Some Blogging Success Stories
I am going to share a few success stories I have followed of people who have gone from just starting out to making well over $100,000 a year blogging. One of them makes over a million dollars a year. In all these stories there’s a common thread. Once each of these people saw the potential with what they were doing, they became focused on seeing the entire project through. That characteristic – being resiliently committed to an end goal – is what I’ve seen separate people who are living the dream as a professional blogger and others who consistently talk about it and castigate about why they are not so “lucky”. If you can develop that characteristic, you can have a success story similar to theirs.
The girl referred to in this blog is Abbey Lawson. She started her website in 2012 to function as a creative outlet while she spent her time as a stay at home mom and her husband provide income for their family. They published their income reports from 2014 through the end of 2016 . The last three months of reports they shared, show revenue on their blog in excess of $40,000 a month. Based on what I can tell about their traffic increases since that time, I would estimate that there monthly revenue has topped $100,000.
Jill Nystul started this blog as a means of therapy to overcome addictive behavior. You can read her story on her about page. From what I can tell of her traffic data and the way she monetizes her website, I‘d estimate that she’s making over half and million dollars each year. All this began by just writing about one good thing each day starting in 2011.
If you ever Google anything about succulent plants, you’re likely to end up on Alyssa Turley’s blog which she started based on her curiosity about plants that could survive in desert climates. Now the website provides a very good income for her, her husband, and their family.
Steve Chou, the owner of MyWifeQuitHerJob.com, has openly stated that he had set a goal years ago to eclipse one million in annual income from his blog, and he has said that he has reached that goal.
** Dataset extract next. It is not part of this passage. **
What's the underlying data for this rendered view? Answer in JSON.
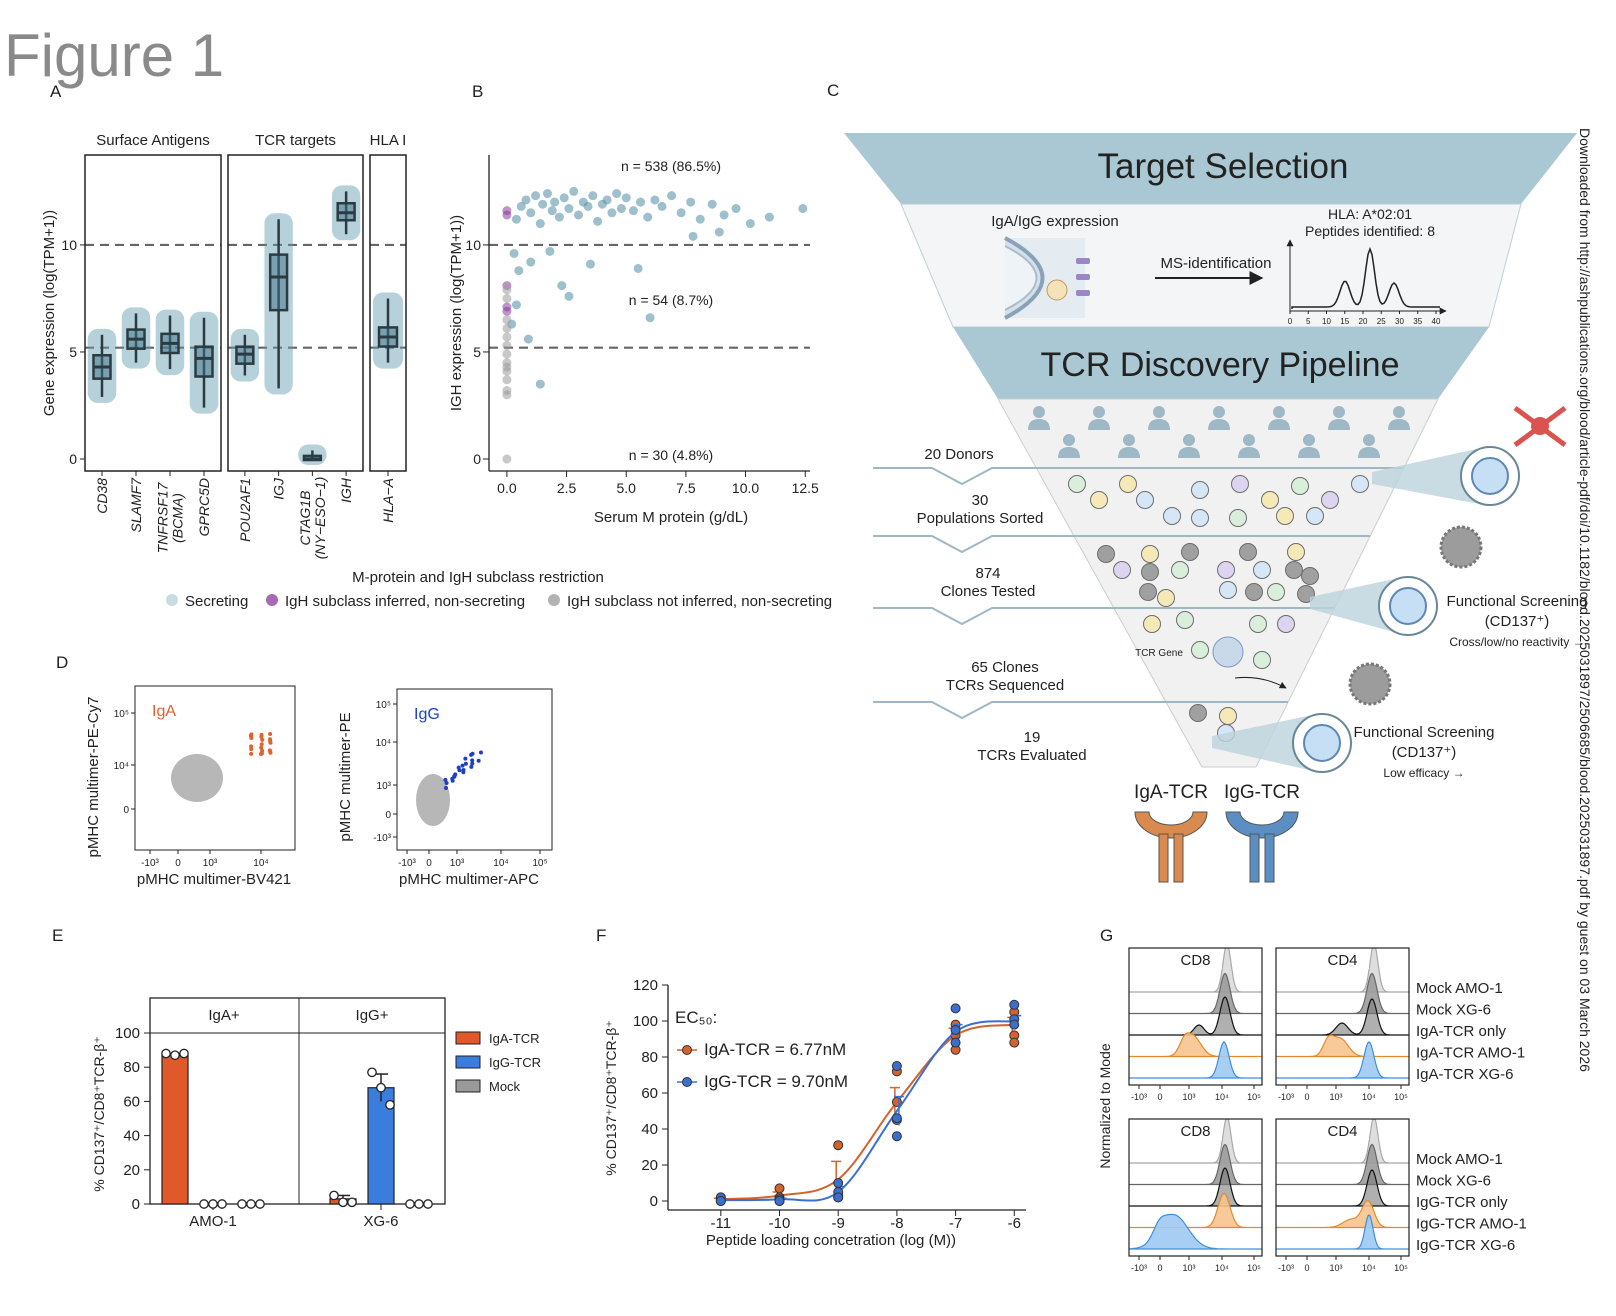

Jim Harmer started building niche websites to earn money while going to law school. Once he finished law school, he was making enough money that he decided not to become an attorney, but to become a professional blogger. Recently, he teamed up with his high school buddy Ricky Kesler to create a system for people to follow to create income for themselves that replaces their job within a two year period. They call themselves Income School. Their YouTube channel contains a lot of actionable videos.
One thing that I’ll warn you about when it comes to Income School that these guys get dead wrong: link building. I don’t know how it is that they’ve missed the fact that Google uses inbound links as a very important “authority” factor for ranking websites, but if they were promote effective link building strategies to their following, they could change the name of their program from Project 24 to Project 12 or even Project 8, since link building acts as an important accelerator for search rankings.
Will Yours Be The Next Blogging Success Story?
This introduction to blogging for a living gives you an entire framework you can use to get started. There’s obviously a lot more to learn, but you should now have a good idea of what it takes to become a professional blogger or niche website owner. We’d love to hear your success story in you want to share it with us in the next six months to a year.